Король, опираясь на трость, медленно шел, не замечая склоненных до пола напудренных париков, возгласов изумления и восхищения. Регина, исподтишка взглянув на Луи, нашла, что тот в заунывно-черном камзоле (времена небывалой роскоши и радужных красок канули в Лету вместе с окончательным разладом между королем и графиней де Монтеспан: новая фаворитка и, о ужас, морганатическая жена его величества мадам де Ментенон, а вместе с ней и Луи предпочитали траурные тона) похож на папиного секретаря, который сбежал в Кале, прихватив шкатулку с золотом.
Луи сопровождали приближенные. Один из них, пожилой толстяк, что-то шепнул королю, тот остановился и надменно взглянул на лорда Сент-Джеймса, в поклоне замершего перед повелителем Франции.
– Мсье новый посол? – произнес недовольным голосом король. – Как поживают мой кузен Вильгельм и моя кузина Мари?
Лорд оповестил короля, что дела у их величеств в полном порядке, и уверил Людовика, что оказаться при дворе великого монарха для него большая честь...
– Передайте кузену и кузине, что я не потерплю их вмешательства в континентальные дела! – с неожиданной яростью произнес, не дослушав посла, Луи. – Они выкажут свою полную несостоятельность, если решатся поддержать шайку коронованных бандитов под названием Аугсбургская лига!
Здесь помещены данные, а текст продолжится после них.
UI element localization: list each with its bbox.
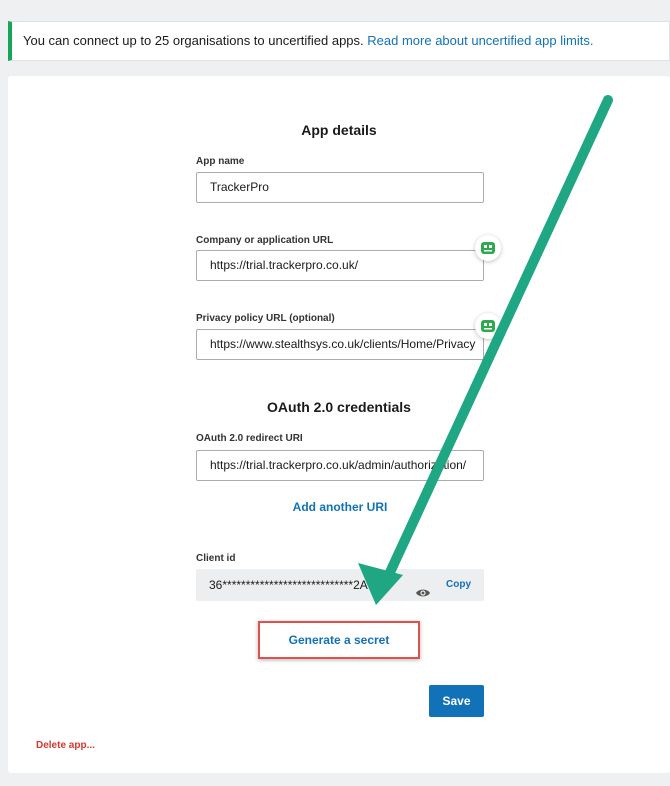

Мои войска стоят в Пфальце, и новые владетели Альбиона должны признать мою эгиду над этой территорией. Иначе, клянусь Иисусом, доблестные французские полководцы зададут трепку всем, кто посмеет противиться моей воле!
Даже Регина поняла: король открыто грозит отцу – а в его лице и британским монархам – войной в случае, если они поддержат противников Луи в борьбе за наследство в Пфальце. Лорд Сент-Джеймс, ничего не отвечая, только ниже склонил голову.
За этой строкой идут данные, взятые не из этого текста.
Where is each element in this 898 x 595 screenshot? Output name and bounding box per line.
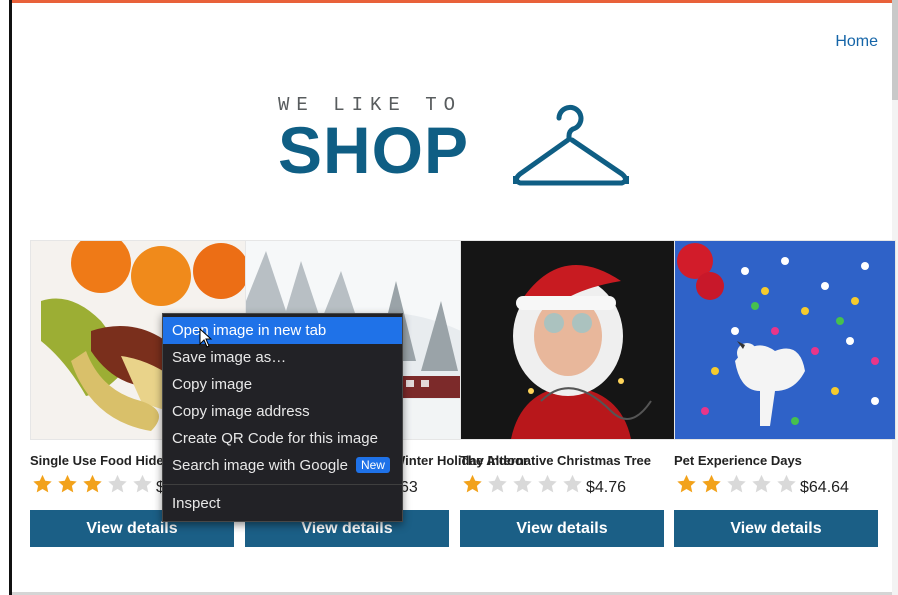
window-left-border bbox=[9, 0, 12, 595]
star-filled-icon bbox=[83, 474, 102, 493]
menu-separator bbox=[163, 484, 402, 485]
product-title[interactable]: Pet Experience Days bbox=[674, 453, 802, 468]
hanger-icon bbox=[513, 104, 629, 186]
scrollbar-thumb[interactable] bbox=[892, 0, 898, 100]
menu-item-copy-image-address[interactable]: Copy image address bbox=[163, 398, 402, 425]
santa-lights-image bbox=[461, 241, 676, 439]
star-filled-icon bbox=[677, 474, 696, 493]
star-filled-icon bbox=[58, 474, 77, 493]
product-image[interactable] bbox=[460, 240, 677, 440]
product-price: $64.64 bbox=[800, 479, 849, 496]
star-filled-icon bbox=[702, 474, 721, 493]
view-details-button[interactable]: View details bbox=[460, 510, 664, 547]
view-details-button[interactable]: View details bbox=[674, 510, 878, 547]
menu-item-inspect[interactable]: Inspect bbox=[163, 490, 402, 517]
rating-stars bbox=[30, 473, 155, 495]
home-link[interactable]: Home bbox=[835, 33, 878, 51]
star-empty-icon bbox=[133, 474, 152, 493]
star-empty-icon bbox=[563, 474, 582, 493]
product-title[interactable]: The Alternative Christmas Tree bbox=[460, 453, 651, 468]
menu-item-create-qr-code[interactable]: Create QR Code for this image bbox=[163, 425, 402, 452]
product-price: $4.76 bbox=[586, 479, 627, 496]
logo-word: SHOP bbox=[278, 113, 470, 187]
star-empty-icon bbox=[777, 474, 796, 493]
menu-item-label: Search image with Google bbox=[172, 457, 348, 474]
menu-item-search-image-google[interactable]: Search image with Google New bbox=[163, 452, 402, 479]
site-logo[interactable]: WE LIKE TO SHOP bbox=[278, 92, 638, 192]
menu-item-save-image[interactable]: Save image as… bbox=[163, 344, 402, 371]
new-badge: New bbox=[355, 457, 390, 473]
product-image[interactable] bbox=[674, 240, 896, 440]
mouse-cursor-icon bbox=[199, 328, 213, 348]
product-title[interactable]: Single Use Food Hider bbox=[30, 453, 169, 468]
star-empty-icon bbox=[488, 474, 507, 493]
star-empty-icon bbox=[513, 474, 532, 493]
rating-stars bbox=[674, 473, 799, 495]
window-top-accent bbox=[12, 0, 892, 3]
star-empty-icon bbox=[727, 474, 746, 493]
menu-item-copy-image[interactable]: Copy image bbox=[163, 371, 402, 398]
star-empty-icon bbox=[752, 474, 771, 493]
rating-stars bbox=[460, 473, 585, 495]
dog-balloons-image bbox=[675, 241, 895, 439]
star-empty-icon bbox=[108, 474, 127, 493]
star-filled-icon bbox=[33, 474, 52, 493]
product-grid: Single Use Food Hider $ View details Win… bbox=[30, 240, 896, 550]
star-filled-icon bbox=[463, 474, 482, 493]
star-empty-icon bbox=[538, 474, 557, 493]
– Верительные грамоты! – прошипел толстяк.
Лорд протянул их королю, однако свиток, перевязанный золотой тесьмой, перехватил придворный. Процедура представления закончилась, король вознамерился продолжить путь, но тут его взгляд задержался на Регине.
– Встаньте, дитя мое, – произнес он подобревшим голосом.
Регина подчинилась. Она помнила рассказы дяди Майкла – при Версальском дворце царили ужасающие нравы, король когда-то содержал метресс, которые попирали честь законной супруги монарха. Судачили, что король не обходил вниманием ни одну хорошенькую служанку во дворце. Но сие было в прошлом: ныне король стал святее римского папы – таковым его сделала коварная мадам де Ментенон, которой удалось то, что не сумели сделать прочие любовницы: женить на себе вдового Людовика.
Король протянул руку – Регина увидела многочисленные перстни с непомерно большими переливающимися камнями, сухую кожу, покрытую пигментными пятнами, бледные длинные ногти. Холодные пальцы, полуприкрытые воздушными кружевами, дотронулись до подбородка Регины.
– Кто вы? – спросил король, и его глаза сверкнули.
Толстяк зашептал на ухо королю.
Луи, не смотря в сторону лорда, проронил:
– У вас прелестная дочка, посол. Не таите от нас такое сокровище, я буду рад видеть ее в Версале.
Король вяло потрепал Регину по щеке и отправился дальше. Когда девочка оказалась в карете, которая понесла их назад в Париж, лорд Сент-Джеймс дал волю чувствам. Он громыхал, титулуя короля «совратителем», «сатиром» и «дьяволом», проклинал тот день, когда Луи появился на свет, и под конец заявил:
– Дочь моя, поклянитесь, что вы не посмеете переступить порог этого кошмарного места под названием Версаль!
Регина побоялась признаться отцу, что и король, и Версаль произвели на нее неизгладимое впечатление – по сравнению с резиденцией французского короля дворец, где обитали Вильгельм и Мария, был конюшней. Но, конечно же, Регина поклялась, и лорд, успокоившись, стал внушать Генри, что самый страшный враг Англии – это Франция.